Bridie nods. ‘Prudhoe was a good mentor. We’ll visit him on our return to London. He knows collectors, good and bad; he may have heard something about Christabel.’
‘And then he’ll tell his adopted nephew what you are up to?’
Bridie shakes her head. ‘Prudhoe would never betray a confidence.’
‘You’ve worked with Rose before?’
‘Ever heard of Monsieur Pilule’s Roast House?’
‘Can’t say I have.’
‘Just as well. The proprietor, Charlie Pill, was running the establishment while he worked on the sly in the body trade. His old man had done well in the resurrection business before the Anatomy Act.’
Ruby looks confused.
‘The Act gave the medical men a better supply of cadavers to play with – the bodies of the destitute at their disposal if no one laid claim to them.

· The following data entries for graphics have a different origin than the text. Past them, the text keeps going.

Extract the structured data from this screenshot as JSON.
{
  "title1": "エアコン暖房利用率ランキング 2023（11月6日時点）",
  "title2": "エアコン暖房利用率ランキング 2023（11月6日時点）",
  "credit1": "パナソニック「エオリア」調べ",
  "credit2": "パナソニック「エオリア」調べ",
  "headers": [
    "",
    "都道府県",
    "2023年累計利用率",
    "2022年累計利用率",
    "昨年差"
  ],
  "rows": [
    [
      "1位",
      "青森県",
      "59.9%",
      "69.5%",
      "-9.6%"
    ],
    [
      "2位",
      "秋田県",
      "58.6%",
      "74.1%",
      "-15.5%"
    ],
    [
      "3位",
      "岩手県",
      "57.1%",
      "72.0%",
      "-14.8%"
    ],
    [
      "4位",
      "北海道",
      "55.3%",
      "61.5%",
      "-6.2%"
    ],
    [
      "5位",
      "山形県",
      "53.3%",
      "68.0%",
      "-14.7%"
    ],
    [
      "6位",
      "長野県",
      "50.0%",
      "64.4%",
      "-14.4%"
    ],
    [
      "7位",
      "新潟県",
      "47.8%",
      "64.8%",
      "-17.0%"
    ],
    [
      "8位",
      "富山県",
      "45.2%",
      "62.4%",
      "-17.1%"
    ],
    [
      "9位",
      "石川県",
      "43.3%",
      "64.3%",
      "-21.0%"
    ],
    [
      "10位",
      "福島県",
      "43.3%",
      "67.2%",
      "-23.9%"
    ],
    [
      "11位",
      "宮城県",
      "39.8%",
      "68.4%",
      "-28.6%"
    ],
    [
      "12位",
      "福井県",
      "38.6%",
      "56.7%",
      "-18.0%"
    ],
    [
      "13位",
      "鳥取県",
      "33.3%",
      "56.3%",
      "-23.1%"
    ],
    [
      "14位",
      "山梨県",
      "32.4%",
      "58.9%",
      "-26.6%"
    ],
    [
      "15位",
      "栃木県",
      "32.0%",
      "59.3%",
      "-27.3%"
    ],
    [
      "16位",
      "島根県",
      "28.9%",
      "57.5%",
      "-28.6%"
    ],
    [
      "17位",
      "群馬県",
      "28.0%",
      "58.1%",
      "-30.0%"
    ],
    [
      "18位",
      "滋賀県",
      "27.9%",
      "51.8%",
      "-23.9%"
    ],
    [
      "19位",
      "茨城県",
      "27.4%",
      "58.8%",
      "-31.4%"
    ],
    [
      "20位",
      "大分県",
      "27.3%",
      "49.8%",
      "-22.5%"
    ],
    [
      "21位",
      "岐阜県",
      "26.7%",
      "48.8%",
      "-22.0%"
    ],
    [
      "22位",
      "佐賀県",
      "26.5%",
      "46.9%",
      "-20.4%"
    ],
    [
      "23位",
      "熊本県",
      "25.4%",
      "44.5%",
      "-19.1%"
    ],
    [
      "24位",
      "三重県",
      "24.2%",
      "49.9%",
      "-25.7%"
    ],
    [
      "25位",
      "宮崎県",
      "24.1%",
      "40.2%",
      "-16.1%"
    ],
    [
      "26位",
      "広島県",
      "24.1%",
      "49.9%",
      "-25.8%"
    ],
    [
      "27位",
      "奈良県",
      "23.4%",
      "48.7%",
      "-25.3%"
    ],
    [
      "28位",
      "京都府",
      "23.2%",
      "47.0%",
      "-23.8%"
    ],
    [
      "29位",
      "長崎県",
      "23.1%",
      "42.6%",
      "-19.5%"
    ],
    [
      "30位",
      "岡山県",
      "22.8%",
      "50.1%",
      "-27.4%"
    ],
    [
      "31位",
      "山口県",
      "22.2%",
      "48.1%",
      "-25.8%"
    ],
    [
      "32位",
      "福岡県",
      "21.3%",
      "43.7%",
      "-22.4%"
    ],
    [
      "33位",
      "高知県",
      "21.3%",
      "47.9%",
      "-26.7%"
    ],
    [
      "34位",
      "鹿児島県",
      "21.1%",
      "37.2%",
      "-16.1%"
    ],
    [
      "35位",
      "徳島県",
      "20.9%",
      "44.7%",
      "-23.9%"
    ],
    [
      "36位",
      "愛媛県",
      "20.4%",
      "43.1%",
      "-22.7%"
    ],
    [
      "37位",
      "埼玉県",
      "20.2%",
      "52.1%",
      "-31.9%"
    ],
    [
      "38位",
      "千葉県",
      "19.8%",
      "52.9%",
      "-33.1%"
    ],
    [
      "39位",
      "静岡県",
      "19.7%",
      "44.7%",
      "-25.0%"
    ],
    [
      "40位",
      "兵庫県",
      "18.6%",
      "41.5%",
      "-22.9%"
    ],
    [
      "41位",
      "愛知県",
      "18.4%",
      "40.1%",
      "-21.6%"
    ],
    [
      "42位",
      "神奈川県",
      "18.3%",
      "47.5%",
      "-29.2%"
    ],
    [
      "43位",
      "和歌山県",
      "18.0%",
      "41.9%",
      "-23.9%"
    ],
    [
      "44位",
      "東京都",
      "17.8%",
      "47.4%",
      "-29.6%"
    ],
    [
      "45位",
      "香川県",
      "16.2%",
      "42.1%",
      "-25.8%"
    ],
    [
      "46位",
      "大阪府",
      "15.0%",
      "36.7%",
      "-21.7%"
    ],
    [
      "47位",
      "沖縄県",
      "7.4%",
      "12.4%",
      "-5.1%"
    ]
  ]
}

Before that, a fresh-dug corpse from a night-time grave-yard was more welcome than a clutch of new potatoes.’
‘Ah, no!’
‘Of course, it was only a matter of time before Charlie brought his two interests together: fine dining and corpses.’
‘Bridie, don’t—’
‘He powdered human bone for the French rolls. Brought ’em up nice and white, Charlie said, far better than chalk and alum.’
‘Blessed Apostles!’
‘Then he began to serve more unusual cuts of meat. You know, for the connoisseur. Highly spiced. Difficult to digest.’
Ruby takes off his hat and rubs his forehead. ‘Jesus, Bridie, wouldn’t you ever have had a normal sort of life? Poking and nosing after stolen children and murders and bits of bodies, heaven knows what you have in your case there.’
‘And what if no one wanted to poke or nose around, Ruby?’ Bridie’s voice is barbed. ‘Wrong-doers would get away with whatever they like.’
‘That’s not what I’m saying.’
‘Is it because I’m a woman that you object to it?’
‘Would you hear yourself? I object to it because it turns my insides. Now tell me about this Charlie Pill but without all the grisly details.’
‘We helped prepare a case against him – Rose and I. Charlie swung for it, but his wealthier customers’ – Bridie’s eyes are lit – ‘they were the worst off, especially if they’d opted for the fricassee.’